Export gating

Understand why exports block not-ready inboxes and how to clear each blocker.

GTM exports fail closed per row: ready inboxes upload, not-ready inboxes are recorded with redacted reasons. This guide walks the blockers and their fixes.

Know what the gate checks

The export gate reads the same readiness model as the dashboard: inbox lifecycle status, managed MTA assignment, SMTP host, port, and username metadata, IMAP metadata, encrypted credential and password hash presence, and recent smoke-test logs. Any missing input blocks that row.

  • Inactive or retired inboxes block until status changes.
  • Missing SMTP or IMAP connection metadata blocks until configured.
  • Missing credential metadata blocks until credentials are re-provisioned.
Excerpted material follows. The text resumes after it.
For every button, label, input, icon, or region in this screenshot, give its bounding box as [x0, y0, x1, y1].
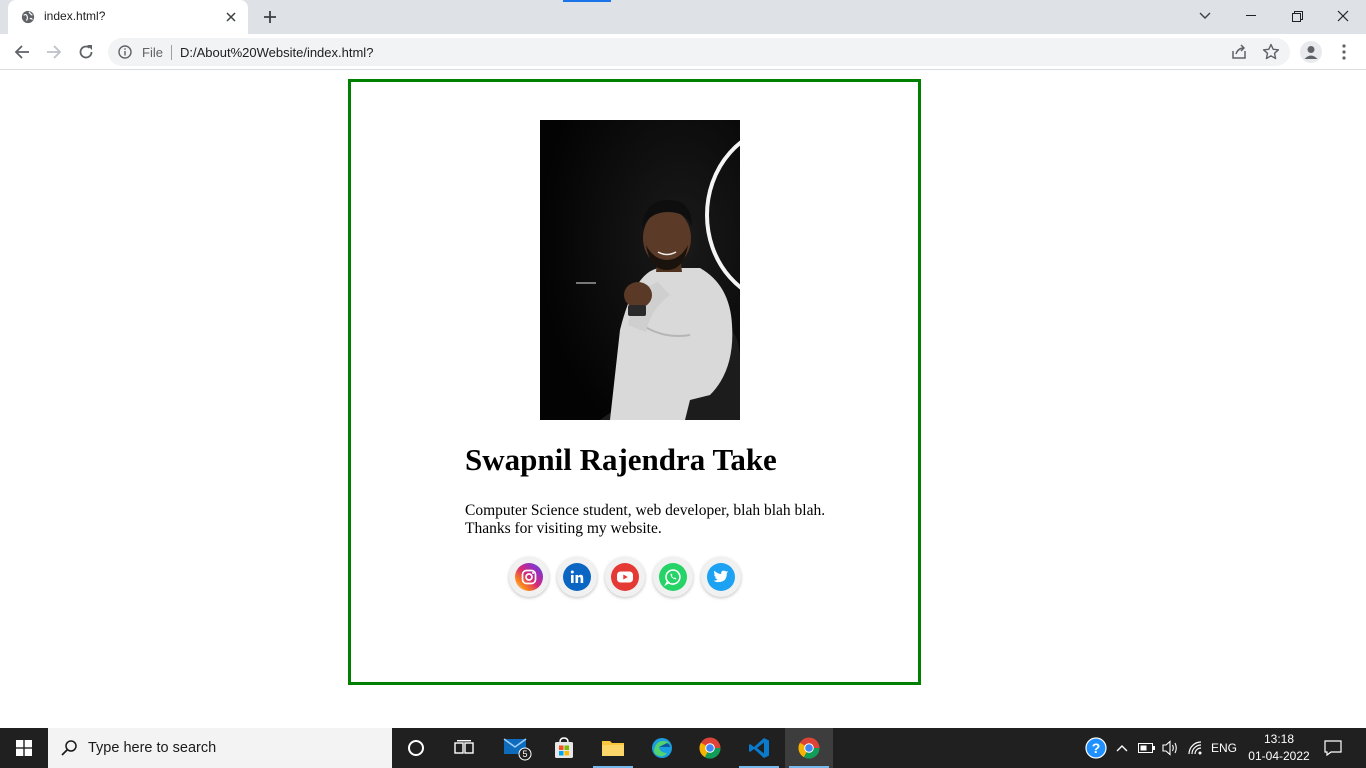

Read blocked rows without secrets

Blocked rows carry a customer-safe failure type and a redacted reason. That is deliberate: plaintext SMTP passwords are one-time creation outputs, and later reads return redacted metadata only. Remediation works from the reason, never from recovering a stored secret.

  • Match each redacted reason to its readiness input.
  • Rotate credentials through the managed workflow when credential integrity fails.
  • Escalate to the recovery workflow when the same row blocks repeatedly.

Re-export only the fixed rows

After remediation, re-run the export for the affected inboxes and confirm the rows now pass. Provider acceptance completes account setup only; campaign launch still depends on the workspace launch gate and fresh seed-placement evidence.

Common questions

Why not export everything and let the sequencer reject bad accounts?

Because provider-side failures are slower, noisier, and can consume provider quota. Gating locally keeps failures redacted, attributable, and fixable before any upstream call.

Can I see the SMTP password of a blocked row to test it by hand?

No. Stored credentials stay redacted after creation. Use the smoke-test workflow to verify connectivity and the managed rotation flow to replace credentials that fail.